NANAIMO — A Vancouver Island University professor hopes provincial recognition for his work will help a passion project honouring the past continues thriving.

VIU history professor Dr. Stephen Davies was honoured recently by the B.C. Historical Federation with their Award of Recognition for his work with the Canadian Letters and Images Project, spanning around 25 years.

Davies told NanaimoNewsNOW he found out about the honour in mid-April and was “quite surprised and very pleased” to be celebrated by peers, but took the award as recognition for not only him but his team whose preserved over 40,000 individual letters, photos, diary entries and more.

“I think [the recognition is] going to help increase the profile of the project, hopefully bring more users into the project, perhaps find some funding as well so I think it’s really a testament not to myself, but to the materials that the project holds and the importance of the project has for Canadians generally.”

Starting as a project for his students at the turn of the century, Davies hoped to borrow 100 to 200 letters from around the First World War for his students to collect, digitize and work on.

The material didn’t stop after 200, with countless families offering their keepsakes on loan to be digitized then safely returned.

“We’re literally bringing materials out of closets and attics, they’re stories of ordinary Canadians.
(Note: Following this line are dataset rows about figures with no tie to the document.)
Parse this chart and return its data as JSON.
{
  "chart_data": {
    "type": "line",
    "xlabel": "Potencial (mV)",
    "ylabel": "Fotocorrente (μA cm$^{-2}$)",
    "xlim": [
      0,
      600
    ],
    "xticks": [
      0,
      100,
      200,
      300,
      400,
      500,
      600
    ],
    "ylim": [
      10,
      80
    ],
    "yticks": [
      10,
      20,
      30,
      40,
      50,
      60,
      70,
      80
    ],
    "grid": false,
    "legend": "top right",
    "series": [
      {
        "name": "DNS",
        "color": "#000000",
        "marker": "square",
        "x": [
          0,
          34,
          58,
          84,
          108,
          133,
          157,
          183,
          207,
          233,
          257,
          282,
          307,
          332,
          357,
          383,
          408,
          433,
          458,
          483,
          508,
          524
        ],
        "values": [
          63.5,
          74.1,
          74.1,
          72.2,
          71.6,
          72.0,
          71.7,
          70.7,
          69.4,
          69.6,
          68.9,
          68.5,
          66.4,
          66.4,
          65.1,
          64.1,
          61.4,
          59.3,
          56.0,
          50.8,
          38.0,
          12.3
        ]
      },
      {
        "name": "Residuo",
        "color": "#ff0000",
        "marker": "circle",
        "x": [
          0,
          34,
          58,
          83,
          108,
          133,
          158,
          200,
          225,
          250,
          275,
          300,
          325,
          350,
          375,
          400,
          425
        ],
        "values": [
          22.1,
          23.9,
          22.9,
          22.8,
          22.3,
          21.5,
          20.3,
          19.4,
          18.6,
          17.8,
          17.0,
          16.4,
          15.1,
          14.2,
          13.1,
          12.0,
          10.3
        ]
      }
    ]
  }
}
These are people that most people would not hear about, but their stories are important, it helps put a face to the name on the cenotaph, and tell us that these are real people and how important every story is.”

What started as a learning opportunity, evolved into the largest archive of its kind in Canada.

“It’s amazing what families are holding on to, and sometimes they’re single letters, sometimes it’s hundreds of letters, but we have just barely scratched the surface. People are after 25 years of just finding out about us and want to participate and want to lend us those materials.”

Davies said funding is a constant struggle.

The project has “never had a cent of government money”, according to Davies, and relies solely on fundraising to keep things progressing.

He used to be able to hire five or six students to help with the work, however he now just has one.

“Before we had a lot of [First World War] collections, which we’re still getting in, but now [Second World War] collections are starting to come as that generation of veterans has died, as the families have these materials now, and want to do something with them. There seems to be no end to what will be available to us, our difficulty is being able to process it.”

Davies added the scope of material is changing as well, which could form a challenge for future historians focused more on the late 20th century and beyond.

“The letter writing culture changed after Korea, and so for Afghanistan, for example, communication was very much by email, cell phones, where some of those records don’t exist anymore. The problem is trying to reconstruct that experience based on modern technology.”

Donations to the project are tax deductible and can be made through the VIU Foundation on their website.